La nounou pouffa discrètement, amusée par ce petit garçon aux joues joufflues et à la tignasse rousse. Il lui lança un grand sourire émerveillé du haut de ses innombrables taches de rousseur, et reprit son œuvre avec beaucoup de concentration. Et il en fallait beaucoup pour modeler de la terre, des feuilles et des cailloux afin de constituer une « girafe » ! La jeune femme retourna dans la lecture de sa brochure touristique, encore hésitante sur son futur lieu de vie. Plutôt Mexico ou Guadalajara ?
Elle jetait de temps en temps des coups d'œil à ce petit bout de six ans qui lui était confié chaque mercredi depuis deux ans maintenant. Ce boulot l’avait aidé à financer ses études en lettres, et maintenant elle rêvait d’aller parcourir le monde pour rencontrer des auteurs étrangers - auteurs bien souvent peu considérés au cours de ses années de licence. Alors une mission s’est mise à vibrer au fond de son être : voyager, découvrir ces personnes talentueuses et en parler sur un blog. Elle espérait toucher l’attention de lecteurs et lectrices, mais aussi pourquoi pas de journalistes et tutti quanti; qui l’amèneront finalement à se faire sponsoriser pour ainsi vivre de sa passion pour la littérature. Ce projet qui traîne dans son esprit depuis quelques mois maintenant la gonfle encore une fois d’une chaleur infinie. Elle avait hâte et….
« — Alban ! Fais attention hein !
— Oui oui... »
Pauline referma sa brochure et décida de le surveiller plus attentivement. Il était trois heures de l’après-midi, ce qui signifiait que le parc d’enfant grouillait de monde. Sa vigilance en était d’autant plus accrue car un petit conflit pouvait vite survenir entre deux chérubins; et mieux valait résoudre ça au plus vite pour la tranquillité de tout un chacun. Elle vit Alban quitter son monticule de boue, pour rejoindre les structures. Bien qu’il soit grand pour son âge, il restait un peu jeune à son goût pour s’aventurer sur ces architectures métalliques pourtant conçues pour les âmes enfantines. Elle se leva du banc, fit quelques pas en avant, remonta ses lunettes sur le nez et fixa le garçonnet qui semblait encore hésiter face aux choix possibles. Quelle aventure allait-il vivre aujourd’hui ? L’escalade de cette haute pyramide appelée « Le Monde Suspendu » ? La joie de se tortiller sur la balançoire ? Ou encore glisser de tout son long sur ce toboggan en forme d’éléphant ? L’enfant se tenait en retrait, et observait chaque jeu intensément.

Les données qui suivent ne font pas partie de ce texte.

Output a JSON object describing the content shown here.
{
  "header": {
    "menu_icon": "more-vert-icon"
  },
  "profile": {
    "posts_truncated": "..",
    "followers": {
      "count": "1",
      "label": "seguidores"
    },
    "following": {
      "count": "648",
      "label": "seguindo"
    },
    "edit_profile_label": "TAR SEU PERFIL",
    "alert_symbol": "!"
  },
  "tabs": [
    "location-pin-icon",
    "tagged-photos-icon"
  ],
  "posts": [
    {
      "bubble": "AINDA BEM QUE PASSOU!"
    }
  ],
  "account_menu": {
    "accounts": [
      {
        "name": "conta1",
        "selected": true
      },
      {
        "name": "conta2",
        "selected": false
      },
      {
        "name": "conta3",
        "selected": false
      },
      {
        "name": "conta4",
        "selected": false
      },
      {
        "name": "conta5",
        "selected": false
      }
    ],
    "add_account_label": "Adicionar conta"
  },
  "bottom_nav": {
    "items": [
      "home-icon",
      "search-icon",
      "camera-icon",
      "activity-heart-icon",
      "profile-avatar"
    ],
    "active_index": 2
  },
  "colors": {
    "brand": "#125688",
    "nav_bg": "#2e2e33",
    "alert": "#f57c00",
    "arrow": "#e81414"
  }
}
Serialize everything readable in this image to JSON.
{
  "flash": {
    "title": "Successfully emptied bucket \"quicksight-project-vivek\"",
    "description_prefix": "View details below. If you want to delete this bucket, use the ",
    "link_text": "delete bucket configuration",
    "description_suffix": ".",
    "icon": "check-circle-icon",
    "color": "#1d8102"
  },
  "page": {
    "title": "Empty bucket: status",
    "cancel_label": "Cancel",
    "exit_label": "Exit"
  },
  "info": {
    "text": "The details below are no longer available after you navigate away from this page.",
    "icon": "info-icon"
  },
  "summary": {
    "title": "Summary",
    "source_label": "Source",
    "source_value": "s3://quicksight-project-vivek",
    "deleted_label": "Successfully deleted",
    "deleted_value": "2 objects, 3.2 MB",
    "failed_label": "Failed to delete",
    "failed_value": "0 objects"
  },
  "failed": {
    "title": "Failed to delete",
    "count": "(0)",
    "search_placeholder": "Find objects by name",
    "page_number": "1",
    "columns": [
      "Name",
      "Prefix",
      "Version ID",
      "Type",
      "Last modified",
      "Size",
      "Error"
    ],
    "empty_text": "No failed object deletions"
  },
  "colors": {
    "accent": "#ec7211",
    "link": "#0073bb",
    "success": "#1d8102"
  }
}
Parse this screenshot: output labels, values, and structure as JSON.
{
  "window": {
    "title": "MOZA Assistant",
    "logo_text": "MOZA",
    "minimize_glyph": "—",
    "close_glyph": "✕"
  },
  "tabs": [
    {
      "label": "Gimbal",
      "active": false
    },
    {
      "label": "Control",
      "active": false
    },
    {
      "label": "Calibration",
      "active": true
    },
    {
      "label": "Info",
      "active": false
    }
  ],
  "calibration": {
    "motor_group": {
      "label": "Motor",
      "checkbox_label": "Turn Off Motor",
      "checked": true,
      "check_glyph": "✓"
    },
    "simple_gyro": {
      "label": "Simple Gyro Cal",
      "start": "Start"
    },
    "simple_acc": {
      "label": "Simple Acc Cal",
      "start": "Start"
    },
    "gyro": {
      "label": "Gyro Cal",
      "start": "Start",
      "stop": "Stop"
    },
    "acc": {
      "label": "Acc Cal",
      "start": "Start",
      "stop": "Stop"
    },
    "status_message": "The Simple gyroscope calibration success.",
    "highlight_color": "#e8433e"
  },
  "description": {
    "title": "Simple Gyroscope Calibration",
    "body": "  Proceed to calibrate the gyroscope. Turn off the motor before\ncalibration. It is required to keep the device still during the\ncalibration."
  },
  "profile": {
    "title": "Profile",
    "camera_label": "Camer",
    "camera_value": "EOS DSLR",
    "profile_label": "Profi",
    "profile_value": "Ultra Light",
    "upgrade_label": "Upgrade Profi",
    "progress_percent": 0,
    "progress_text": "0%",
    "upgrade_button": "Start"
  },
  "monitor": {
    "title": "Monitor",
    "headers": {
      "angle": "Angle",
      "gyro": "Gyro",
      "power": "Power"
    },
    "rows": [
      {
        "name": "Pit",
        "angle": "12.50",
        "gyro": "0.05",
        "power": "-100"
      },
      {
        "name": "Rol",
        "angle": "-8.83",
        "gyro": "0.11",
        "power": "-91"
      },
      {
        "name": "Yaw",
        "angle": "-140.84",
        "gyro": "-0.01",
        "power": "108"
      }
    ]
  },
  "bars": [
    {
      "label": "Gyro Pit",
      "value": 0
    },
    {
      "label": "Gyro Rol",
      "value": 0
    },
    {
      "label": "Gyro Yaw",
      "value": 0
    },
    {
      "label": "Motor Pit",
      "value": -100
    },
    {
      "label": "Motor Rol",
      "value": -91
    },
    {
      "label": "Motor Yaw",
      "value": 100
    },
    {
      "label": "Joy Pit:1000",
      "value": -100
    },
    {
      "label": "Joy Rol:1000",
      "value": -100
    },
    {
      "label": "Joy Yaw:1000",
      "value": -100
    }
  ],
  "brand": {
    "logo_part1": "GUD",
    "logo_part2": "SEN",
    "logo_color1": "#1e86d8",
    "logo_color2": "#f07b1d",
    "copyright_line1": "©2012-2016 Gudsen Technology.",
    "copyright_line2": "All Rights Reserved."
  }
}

L’éléphant l’intéressait beaucoup, et la balançoire aussi. Mais il y avait déjà beaucoup d’enfants dessus. Il n’aimait pas trop ça. C’était bruyant, trop de bruits pour ses petites oreilles. Alors il regarda le triangle. Il sait que c’est un triangle parce qu’il est un grand maintenant, et a appris à l’école toutes les formes du monde entier. Et d’ailleurs, puisque c’est un grand garçon maintenant… Il est capable de monter sur le triangle ! Han, ce serait génial ! Et en plus de là-haut il verrait peut-être sa maison, et il pourrait faire coucou à Pauline !
Celle-ci se trouvait toujours debout, prête à intervenir en cas de nécessité. Son regard parcourut aussi rapidement les structures, pour essayer d’anticiper le choix du petit Alban. Du côté du toboggan, beaucoup d’enfants attendaient leur tour : ça n’est pas son truc la patience, il n’ira pas là-bas. Peut-être la balançoire ? Il en a une aussi dans son jardin, et il aime beaucoup passer des heures à se faire pousser et sentir le vent jouer avec ses cheveux. Quelques enfants sont déjà assis sur les planches en suspension, faisant grincer les attaches des cordes à un rythme régulier. Un grincement aigu qui ponctuait le rire des bambins. Un sourire charmé réhaussa ses fossettes, et la jeune femme observa de nouveau le petit garçon à la touffe rousse. Il n’était plus là ! Un frisson de panique commença à la gagner, tandis que ses yeux bleus farfouillèrent la masse des marmots. Elle fit quelques pas en avant, prête à s’égosiller pour retrouver l’enfant. Son cœur avait loupé un battement. Une coulée de sueur glissa dans son dos sournoisement. Mais, son regard finit par accrocher sa frêle silhouette. Il avait entrepris de grimper sur les premières cordes tendues de la pyramide. Cette idée ne lui plaisait pas vraiment - bien trop jeune pour une telle structure ! -, alors elle l’apostropha.
« — Alban ! Redescend s’il te plaît, tu es trop petit !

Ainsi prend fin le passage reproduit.